The Consultant in Dental Public Health from Public Health England commented that prevention was key. The “A Little Trip to the Dentist Campaign”, had tried to succeed in getting children and their families used to going to the Dentist from a very early age, with the right recall schedule based on need. The best place to receive treatment was in a clinical setting. In the past mobile services may have been used, which was still an option in some areas. The best and safest place to receive Dental treatment though was within a Dental Clinic. They still did some work with schools which included providing advice. Wolverhampton still had water fluoridisation, which was key to prevention. Dental Practices in Wolverhampton were able to put on fluoride varnish 2-4 times per year for any child aged 3-16, which helped to prevent tooth decay. There were services available to children that needed a general anaesthetic which were linked to the Royal Wolverhampton NHS Trust and the Community Dentist Service. There was therefore an established system to try and capture the children and bring them within the system so they could receive treatment and also to help prevent tooth decay from starting in the first place.

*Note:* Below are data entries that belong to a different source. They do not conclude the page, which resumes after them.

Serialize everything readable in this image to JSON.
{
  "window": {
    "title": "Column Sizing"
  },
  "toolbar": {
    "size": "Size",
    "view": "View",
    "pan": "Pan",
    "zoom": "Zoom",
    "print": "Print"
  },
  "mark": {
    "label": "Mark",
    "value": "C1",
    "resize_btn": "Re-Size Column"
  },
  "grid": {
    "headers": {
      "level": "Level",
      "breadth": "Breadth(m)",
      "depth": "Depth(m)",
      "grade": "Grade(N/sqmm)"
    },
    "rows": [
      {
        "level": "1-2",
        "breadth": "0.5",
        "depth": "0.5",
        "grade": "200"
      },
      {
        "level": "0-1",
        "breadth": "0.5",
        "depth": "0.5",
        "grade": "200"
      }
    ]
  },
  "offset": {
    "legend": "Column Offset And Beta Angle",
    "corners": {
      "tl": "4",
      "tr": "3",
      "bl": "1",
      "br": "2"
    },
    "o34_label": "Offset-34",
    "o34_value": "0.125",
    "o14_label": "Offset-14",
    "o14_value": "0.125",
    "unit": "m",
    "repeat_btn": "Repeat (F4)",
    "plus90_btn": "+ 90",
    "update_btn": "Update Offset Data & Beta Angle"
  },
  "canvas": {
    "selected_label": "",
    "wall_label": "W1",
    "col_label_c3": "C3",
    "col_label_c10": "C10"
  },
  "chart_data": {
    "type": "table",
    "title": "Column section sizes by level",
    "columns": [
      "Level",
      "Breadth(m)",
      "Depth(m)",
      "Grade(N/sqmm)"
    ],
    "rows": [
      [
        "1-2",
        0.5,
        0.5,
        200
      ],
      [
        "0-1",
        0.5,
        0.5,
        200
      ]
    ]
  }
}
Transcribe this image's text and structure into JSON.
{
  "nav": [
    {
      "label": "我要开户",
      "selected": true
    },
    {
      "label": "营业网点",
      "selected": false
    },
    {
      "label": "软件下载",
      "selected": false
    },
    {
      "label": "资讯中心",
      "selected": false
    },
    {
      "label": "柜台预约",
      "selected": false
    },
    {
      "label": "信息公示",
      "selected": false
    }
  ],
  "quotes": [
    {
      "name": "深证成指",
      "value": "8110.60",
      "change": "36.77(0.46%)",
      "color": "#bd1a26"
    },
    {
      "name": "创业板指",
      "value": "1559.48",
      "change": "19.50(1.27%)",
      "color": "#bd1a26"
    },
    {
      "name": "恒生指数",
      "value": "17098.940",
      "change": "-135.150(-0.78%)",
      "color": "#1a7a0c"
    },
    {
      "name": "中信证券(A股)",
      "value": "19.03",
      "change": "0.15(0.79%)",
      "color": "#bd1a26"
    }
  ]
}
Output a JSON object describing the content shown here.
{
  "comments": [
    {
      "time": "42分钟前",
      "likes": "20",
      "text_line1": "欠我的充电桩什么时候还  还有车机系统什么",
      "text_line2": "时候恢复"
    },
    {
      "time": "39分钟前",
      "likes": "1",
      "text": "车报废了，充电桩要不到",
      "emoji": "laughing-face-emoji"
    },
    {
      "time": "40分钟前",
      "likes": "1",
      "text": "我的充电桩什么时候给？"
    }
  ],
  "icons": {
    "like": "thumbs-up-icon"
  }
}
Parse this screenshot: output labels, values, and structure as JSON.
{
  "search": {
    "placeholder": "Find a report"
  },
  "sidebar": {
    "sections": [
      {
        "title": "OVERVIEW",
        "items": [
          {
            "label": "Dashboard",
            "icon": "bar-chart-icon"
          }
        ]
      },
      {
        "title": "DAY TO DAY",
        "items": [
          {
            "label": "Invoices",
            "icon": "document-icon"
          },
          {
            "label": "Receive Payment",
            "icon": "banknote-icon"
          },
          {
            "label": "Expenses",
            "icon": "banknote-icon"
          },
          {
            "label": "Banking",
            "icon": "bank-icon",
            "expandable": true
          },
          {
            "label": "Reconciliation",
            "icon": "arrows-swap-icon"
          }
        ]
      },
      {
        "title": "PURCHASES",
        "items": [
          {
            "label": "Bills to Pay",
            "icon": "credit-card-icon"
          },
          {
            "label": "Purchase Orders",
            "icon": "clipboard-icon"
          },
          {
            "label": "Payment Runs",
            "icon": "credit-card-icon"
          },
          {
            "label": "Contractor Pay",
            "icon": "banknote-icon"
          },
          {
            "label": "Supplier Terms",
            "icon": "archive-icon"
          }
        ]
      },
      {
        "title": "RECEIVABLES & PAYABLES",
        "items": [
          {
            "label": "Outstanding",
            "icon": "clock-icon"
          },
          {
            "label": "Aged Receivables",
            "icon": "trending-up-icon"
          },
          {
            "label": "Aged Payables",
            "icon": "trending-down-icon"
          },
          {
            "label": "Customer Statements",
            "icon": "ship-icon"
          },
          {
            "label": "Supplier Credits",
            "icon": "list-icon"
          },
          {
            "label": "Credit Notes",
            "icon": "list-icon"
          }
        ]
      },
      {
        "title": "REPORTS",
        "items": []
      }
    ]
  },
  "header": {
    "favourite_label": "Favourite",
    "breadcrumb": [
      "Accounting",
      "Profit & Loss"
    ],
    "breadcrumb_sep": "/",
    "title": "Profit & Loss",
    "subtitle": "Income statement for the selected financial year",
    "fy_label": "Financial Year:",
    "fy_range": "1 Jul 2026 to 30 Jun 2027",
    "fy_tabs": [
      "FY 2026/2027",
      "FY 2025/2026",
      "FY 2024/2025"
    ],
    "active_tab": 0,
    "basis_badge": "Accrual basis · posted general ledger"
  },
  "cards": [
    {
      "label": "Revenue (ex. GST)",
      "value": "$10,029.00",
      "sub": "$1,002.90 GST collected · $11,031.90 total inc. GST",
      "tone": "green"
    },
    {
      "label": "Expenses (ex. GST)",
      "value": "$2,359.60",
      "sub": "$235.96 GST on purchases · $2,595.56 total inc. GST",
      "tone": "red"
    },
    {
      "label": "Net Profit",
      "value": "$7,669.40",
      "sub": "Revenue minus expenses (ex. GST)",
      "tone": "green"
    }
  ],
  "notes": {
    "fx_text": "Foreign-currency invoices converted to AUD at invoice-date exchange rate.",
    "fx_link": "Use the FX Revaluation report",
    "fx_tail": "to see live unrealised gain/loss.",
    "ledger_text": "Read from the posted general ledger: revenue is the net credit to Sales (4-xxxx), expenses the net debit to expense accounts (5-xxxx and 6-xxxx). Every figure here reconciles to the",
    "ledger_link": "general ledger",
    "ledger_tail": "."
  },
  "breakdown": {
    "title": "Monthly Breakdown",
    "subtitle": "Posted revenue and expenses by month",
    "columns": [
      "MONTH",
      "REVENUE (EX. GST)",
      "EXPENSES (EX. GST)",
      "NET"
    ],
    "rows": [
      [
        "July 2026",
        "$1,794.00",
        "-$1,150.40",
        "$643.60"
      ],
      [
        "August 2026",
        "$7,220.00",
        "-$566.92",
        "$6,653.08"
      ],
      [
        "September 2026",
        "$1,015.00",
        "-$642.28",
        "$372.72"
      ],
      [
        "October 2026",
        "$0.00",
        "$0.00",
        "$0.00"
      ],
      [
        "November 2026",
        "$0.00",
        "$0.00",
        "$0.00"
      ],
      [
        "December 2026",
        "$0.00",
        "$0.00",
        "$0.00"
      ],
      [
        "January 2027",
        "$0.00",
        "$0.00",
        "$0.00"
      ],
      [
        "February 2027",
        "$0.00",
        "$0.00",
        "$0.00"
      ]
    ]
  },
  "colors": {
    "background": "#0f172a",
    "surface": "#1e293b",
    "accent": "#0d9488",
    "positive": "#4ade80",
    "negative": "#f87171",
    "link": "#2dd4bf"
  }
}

The Member of the Panel in response asked whether a specialist children’s Dentist in each Town would be of benefit. The Deputy Head of Primary Care Commissioning responded that specialists were in short supply. There were some talented individuals that worked in the Community Dental Service who provided specialist support for paediatric Dentistry. They had recently conducted a review of Community Dental Services across the region and they were completing work to redesign the service. One of the big issues was regarding sustainability and workforce. She thought there was not enough specialists being trained, with many ending up working in Dental Schools and Children’s Hospitals. One of the challenges was to make sure Community Dental Services had access to specialist Dentists. It was important that specialists were used to their maximum potential and efficiency to help the children which required specialist care. Many children would never require access to specialists. Investment in prevention was important, which was why there had been such a focus on the “A Little Trip to the Dentist Campaign.” By the time a child had reached school age, habits had already formed, so early intervention was key to establish routines. Some children already had significant Dentistry problems before they even reached school. The Consultant in Dental Public Health from Public Health England added that her view was all Dental practices should be child friendly.
The Chair thanked the representatives from NHS England & Improvement and Public Health England for an excellent presentation and report. The Scrutiny Officer also paid his complements to the representatives, who had provided the Panel with all the information requested in advance of the meeting.
Resolved Unanimously: That Health Partners give consideration to developing a local Wolverhampton campaign to raise awareness with parents and carers of young children of the need to take children to the Dentist and the key oral health messages for this age group. Clearly it would need to launch at an appropriate time because of the ongoing Covid-19 pandemic.